Les travaux et les jours 10 (extraits) (par Ivanne Rialland)
La mère
Alors que la banlieue lui semblait un lieu de changements perpétuels où, comme dans un film en accéléré, les grues ne cessaient jamais d’arracher à des tas de décombres des résidences flambant neuves aux noms de villes romaines, Paris, au fil de ses promenades du week-end, lui paraissait inchangé depuis ses années d’étudiante, et elle retrouvait chaque fois la même lumière du ciel près de la Seine, la même rumeur, les mêmes odeurs d’essence et de platanes. Seule la situait dans le temps la prolifération aux terrasses des cafés de ces petits tubes de plastique soufflant comme une haleine une incolore vapeur blanche, qui faisaient de ces modernes fumeurs de très discrets joueurs de pipeau.
La fille
Dans l’obscurité euphorique de la fête, dans la musique si forte qu’elle fait comme un bruit blanc, une pression des mains sur sa taille lui révèle un désir dont elle s’étonne et s’effarouche. Pourtant, flattée, curieuse, trop polie peut-être ou trop honteuse de sa réserve, elle laisse au rythme d’un slow pesant s’approcher une bouche mal connue à la moustache naissante dont l’haleine chaude finit par se poser sur ses lèvres. Le garçon avance brutalement sa langue et ils mélangent tout ça avec plus de théorie que de pratique jusqu’à ce que la fin du morceau les renvoie l’un et l’autre à leurs amis qui les accablent de félicitations moqueuses.
Eux
Au terme d’une erratique promenade dominicale dans la proche banlieue parisienne, grimpant sur le toit terrassé d’un centre commercial à la confluence de deux villes populeuses et encombrées de voitures, ils dévalent bientôt la forte pente d’une pelouse pour arriver à un parc à la verdure intense et lumineuse, au calme surnaturel dans cette enclave d’immeubles. En face, une résidence aux vastes terrasses croulant sous les fleurs, comme soudain plongés, tant les couleurs sont vibrantes et les lignes nettes, dans le décor publicitaire et féerique masquant les coffrages et les ferraillages des immeubles en devenir, au point de susciter chez eux, au moment même où l’émerveillement les fige, l’envie un peu perverse d’aussitôt aller voir derrière.

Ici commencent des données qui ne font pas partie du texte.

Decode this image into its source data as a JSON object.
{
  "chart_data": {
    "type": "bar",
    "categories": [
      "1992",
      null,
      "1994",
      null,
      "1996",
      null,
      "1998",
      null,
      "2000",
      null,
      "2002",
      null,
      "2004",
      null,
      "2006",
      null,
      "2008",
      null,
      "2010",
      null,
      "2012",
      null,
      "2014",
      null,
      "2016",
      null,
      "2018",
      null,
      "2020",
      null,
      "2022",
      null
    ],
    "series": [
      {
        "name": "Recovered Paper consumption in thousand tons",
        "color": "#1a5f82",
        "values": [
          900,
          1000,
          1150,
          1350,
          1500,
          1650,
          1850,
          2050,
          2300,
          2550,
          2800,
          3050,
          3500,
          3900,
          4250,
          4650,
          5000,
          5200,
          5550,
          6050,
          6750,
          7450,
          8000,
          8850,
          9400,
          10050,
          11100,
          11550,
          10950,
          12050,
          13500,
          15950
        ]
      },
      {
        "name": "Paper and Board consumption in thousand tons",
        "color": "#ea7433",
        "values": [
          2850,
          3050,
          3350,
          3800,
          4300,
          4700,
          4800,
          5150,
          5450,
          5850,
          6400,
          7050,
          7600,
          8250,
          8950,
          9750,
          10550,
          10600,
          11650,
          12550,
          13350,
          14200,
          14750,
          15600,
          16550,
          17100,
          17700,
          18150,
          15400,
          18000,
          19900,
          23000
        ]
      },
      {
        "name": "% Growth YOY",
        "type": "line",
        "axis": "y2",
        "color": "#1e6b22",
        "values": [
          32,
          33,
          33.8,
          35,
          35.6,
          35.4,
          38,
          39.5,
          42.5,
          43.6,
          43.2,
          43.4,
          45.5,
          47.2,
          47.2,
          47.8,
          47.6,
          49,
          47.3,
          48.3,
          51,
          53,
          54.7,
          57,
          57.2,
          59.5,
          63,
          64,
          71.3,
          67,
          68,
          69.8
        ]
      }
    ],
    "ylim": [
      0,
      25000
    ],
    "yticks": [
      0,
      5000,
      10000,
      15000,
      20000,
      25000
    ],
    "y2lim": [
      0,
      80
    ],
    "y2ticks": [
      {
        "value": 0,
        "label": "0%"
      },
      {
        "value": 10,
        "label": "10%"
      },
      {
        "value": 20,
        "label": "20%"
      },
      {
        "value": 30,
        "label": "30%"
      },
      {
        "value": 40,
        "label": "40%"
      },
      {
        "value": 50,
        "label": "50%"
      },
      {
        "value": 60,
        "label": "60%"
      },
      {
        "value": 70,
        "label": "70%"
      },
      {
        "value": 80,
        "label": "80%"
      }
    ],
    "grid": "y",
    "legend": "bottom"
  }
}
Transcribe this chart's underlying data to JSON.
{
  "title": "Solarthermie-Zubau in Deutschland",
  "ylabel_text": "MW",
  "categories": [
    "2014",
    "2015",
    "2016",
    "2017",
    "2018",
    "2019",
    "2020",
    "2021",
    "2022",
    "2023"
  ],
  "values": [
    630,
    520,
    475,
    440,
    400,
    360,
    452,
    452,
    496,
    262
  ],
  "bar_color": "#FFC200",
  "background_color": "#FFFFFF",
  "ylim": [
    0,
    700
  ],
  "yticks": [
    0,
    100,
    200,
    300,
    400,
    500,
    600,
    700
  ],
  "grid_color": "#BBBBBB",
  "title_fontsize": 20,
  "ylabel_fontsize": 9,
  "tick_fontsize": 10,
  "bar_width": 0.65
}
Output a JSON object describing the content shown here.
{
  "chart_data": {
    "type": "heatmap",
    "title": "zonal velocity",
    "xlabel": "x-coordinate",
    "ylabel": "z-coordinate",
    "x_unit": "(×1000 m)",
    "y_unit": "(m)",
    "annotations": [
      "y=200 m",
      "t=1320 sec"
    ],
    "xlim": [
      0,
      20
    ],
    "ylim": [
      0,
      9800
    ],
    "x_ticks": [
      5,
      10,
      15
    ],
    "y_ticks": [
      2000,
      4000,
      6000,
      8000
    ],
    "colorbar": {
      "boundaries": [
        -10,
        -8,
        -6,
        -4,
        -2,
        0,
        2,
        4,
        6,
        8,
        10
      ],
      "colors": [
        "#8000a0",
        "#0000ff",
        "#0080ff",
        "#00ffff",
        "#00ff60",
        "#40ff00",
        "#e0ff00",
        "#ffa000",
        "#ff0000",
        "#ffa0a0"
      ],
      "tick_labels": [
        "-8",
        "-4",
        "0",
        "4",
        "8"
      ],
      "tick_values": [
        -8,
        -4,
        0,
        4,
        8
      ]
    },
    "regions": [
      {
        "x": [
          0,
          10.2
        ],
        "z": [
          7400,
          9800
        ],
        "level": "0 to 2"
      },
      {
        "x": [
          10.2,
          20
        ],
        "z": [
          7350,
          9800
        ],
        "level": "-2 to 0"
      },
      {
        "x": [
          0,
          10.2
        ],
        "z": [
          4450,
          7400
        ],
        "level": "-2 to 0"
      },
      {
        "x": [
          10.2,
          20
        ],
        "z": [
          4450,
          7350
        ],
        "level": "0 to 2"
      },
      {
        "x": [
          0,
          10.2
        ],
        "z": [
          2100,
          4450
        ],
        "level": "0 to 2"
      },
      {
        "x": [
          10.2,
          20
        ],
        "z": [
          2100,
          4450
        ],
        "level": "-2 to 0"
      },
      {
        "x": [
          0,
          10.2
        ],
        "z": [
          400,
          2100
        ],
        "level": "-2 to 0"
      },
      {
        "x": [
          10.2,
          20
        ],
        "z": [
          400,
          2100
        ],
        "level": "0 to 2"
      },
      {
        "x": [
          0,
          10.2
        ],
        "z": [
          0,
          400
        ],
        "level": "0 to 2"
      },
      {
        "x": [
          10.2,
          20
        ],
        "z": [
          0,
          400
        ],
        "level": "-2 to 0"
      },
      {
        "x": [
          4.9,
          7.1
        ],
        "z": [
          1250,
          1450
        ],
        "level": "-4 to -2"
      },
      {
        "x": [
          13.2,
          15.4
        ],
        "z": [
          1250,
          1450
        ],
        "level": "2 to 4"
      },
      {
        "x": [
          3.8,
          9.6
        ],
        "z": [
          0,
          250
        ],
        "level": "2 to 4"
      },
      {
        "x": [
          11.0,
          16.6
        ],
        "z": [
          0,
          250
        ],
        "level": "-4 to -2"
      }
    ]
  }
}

Et au bout d’une allée dans laquelle ils s’engouffrent comme en s’enfuyant, ils trouvent une rue rectiligne et moderne, bien proprement alignée entre deux immeubles de bureaux tout scintillant de vitres, qui les rejettent bientôt dans le fracas des carrefours, d’un coup envahis par les voitures des retours de week-end.
La fille
Elle l’attend à la sortie des cours, s’étonnant de sa répugnance. Il fait beau, plutôt froid, c’est un début d’automne. Il arrive et lui propose d’aller dans un parc, non loin de là, rendez-vous habituel des amours adolescentes. Ils marchent en se frôlant, avec des mots rares, embarrassés. Ils s’installent sur un banc, à califourchon, face à face. Elle sent le bois un peu mouillé à travers son pantalon. Lui, la regarde avec insistance, puis approche sa bouche dont elle fixe, sur la lèvre supérieure, les poils noirs, dispersés, fins comme des cheveux. Leurs langues tournent comme des poissons dans un bocal. Elle aimerait récupérer la sienne, essuyer sa bouche et s’en aller, mais comme elle ne sait pas comment faire, ni les gestes, ni les mots, elle reste là, les pieds dans les feuilles, et le baiser dure, interminablement.
Il rompt le lendemain. Elle en éprouve un intense soulagement que ne ternissent même pas les railleries qu’on lui rapporte sur sa maladresse oro-linguale.